"Lasqueti Terry". CréditTerry de Lasqueti.ca
Vivre hors-réseau, ou off-grid, est une pratique qui prend de l’ampleur aux États-Unis. On estime que plus de 180 000 américains adoptent actuellement ce mode de vie fondé sur les principes d’autosuffisance, de durabilité et d’indépendance vis-à-vis des réseaux d’électricité, de gaz et d’eau. À une heure de Vancouver en ferry, la totalité des habitants de l’île de Lasqueti suit ce modèle au quotidien.
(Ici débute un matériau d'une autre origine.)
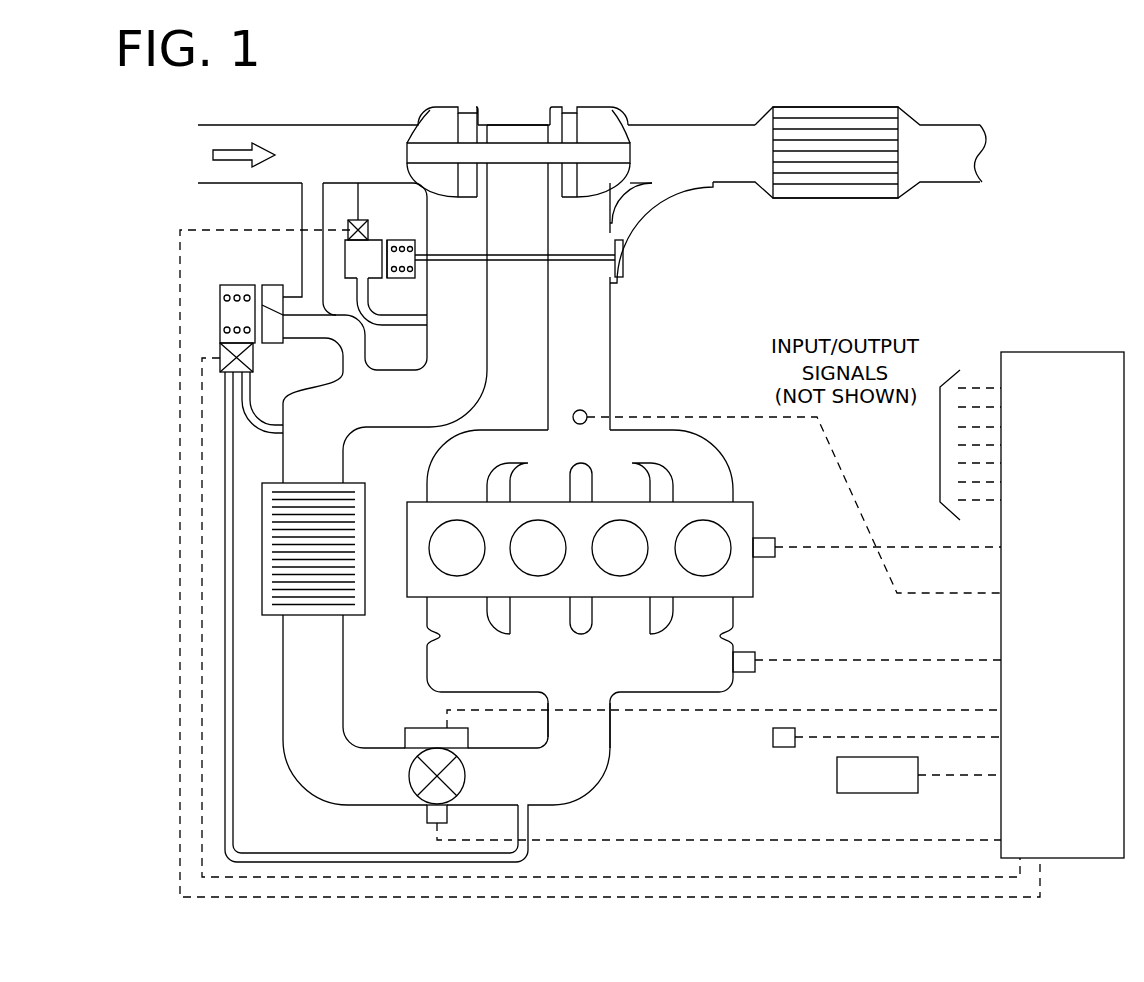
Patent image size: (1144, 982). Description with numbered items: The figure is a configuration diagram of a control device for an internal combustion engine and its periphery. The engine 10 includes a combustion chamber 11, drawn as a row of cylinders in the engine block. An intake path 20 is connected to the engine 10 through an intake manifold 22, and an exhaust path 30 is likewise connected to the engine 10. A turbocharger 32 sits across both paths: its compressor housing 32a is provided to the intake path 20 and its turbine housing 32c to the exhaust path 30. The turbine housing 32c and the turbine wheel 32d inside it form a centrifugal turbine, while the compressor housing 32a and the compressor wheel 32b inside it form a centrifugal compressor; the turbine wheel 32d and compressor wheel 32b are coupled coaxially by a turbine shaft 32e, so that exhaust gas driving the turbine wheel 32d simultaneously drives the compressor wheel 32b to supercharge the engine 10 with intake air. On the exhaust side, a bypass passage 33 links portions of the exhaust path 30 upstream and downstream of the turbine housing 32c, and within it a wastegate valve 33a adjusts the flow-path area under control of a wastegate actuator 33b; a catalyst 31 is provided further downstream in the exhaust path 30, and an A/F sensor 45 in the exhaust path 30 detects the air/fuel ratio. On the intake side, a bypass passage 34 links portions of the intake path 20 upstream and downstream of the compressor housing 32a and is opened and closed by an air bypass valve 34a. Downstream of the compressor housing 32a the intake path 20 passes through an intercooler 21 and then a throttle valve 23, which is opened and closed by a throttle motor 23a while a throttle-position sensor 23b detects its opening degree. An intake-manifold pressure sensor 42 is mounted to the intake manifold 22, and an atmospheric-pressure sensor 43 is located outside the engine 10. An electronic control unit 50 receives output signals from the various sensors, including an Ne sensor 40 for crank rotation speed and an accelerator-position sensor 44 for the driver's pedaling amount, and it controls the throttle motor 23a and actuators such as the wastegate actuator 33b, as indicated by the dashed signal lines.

The internal combustion engine 10 is at (773, 590).
The combustion chamber 11 is at (732, 533).
The intake path 20 is at (368, 125).
The intercooler 21 is at (270, 617).
The intake manifold 22 is at (427, 660).
The throttle valve 23 is at (410, 772).
The throttle motor 23a is at (417, 728).
The throttle-position sensor 23b is at (427, 812).
The exhaust path 30 is at (647, 123).
The catalyst 31 is at (833, 107).
The turbocharger 32 is at (502, 125).
The compressor housing 32a is at (443, 107).
The compressor wheel 32b is at (428, 133).
The turbine housing 32c is at (592, 143).
The turbine wheel 32d is at (607, 112).
The turbine shaft 32e is at (522, 140).
The bypass passage 33 is at (697, 210).
The wastegate valve 33a is at (623, 272).
The wastegate actuator 33b is at (387, 240).
The bypass passage 34 is at (302, 205).
The air bypass valve 34a is at (235, 285).
The Ne sensor 40 is at (777, 553).
The intake-manifold pressure sensor 42 is at (755, 668).
The atmospheric-pressure sensor 43 is at (773, 737).
The accelerator-position sensor 44 is at (837, 775).
The A/F sensor 45 is at (590, 413).
The electronic control unit 50 is at (1060, 352).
Coupés de la BC Hydro, le réseau d’alimentation en eau, électricité et gaz, ils possèdent leurs propres sources d’énergie. S’il est moins rapide de faire réchauffer ses repas à l’aide d’un four solaire qu’avec un micro-ondes, les Lasquetiens ne s’en formalisent pas. Pour vivre en autarcie, il faut accepter de prendre son temps et de consacrer ses journées aux tâches permettant de satisfaire les besoins vitaux et d’assurer le confort quotidien. Le site de la communauté explique qu’aucun résident ne pourrait avoir un emploi à l’extérieur puisque chacun doit couper son bois de chauffage, s’occuper de la maintenance des systèmes d’énergie et cultiver son jardin. À première vue, ces conditions peuvent sembler précaires mais la réalité est toute autre. Si certains Lasquetiens s’orientent volontairement vers un style de vie proche de la nature, d’autres combinent avec succès autosuffisance et confort moderne. Vivre sur Lasqueti n’est pas nécessairement un retour en arrière et ses habitants sont loin de prêcher la décroissance. Au contraire, l’autosuffisance requiert une technologie de pointe et ce d’autant plus que les équipements doivent être à la fois fiables, respectueux de l’environnement et productifs.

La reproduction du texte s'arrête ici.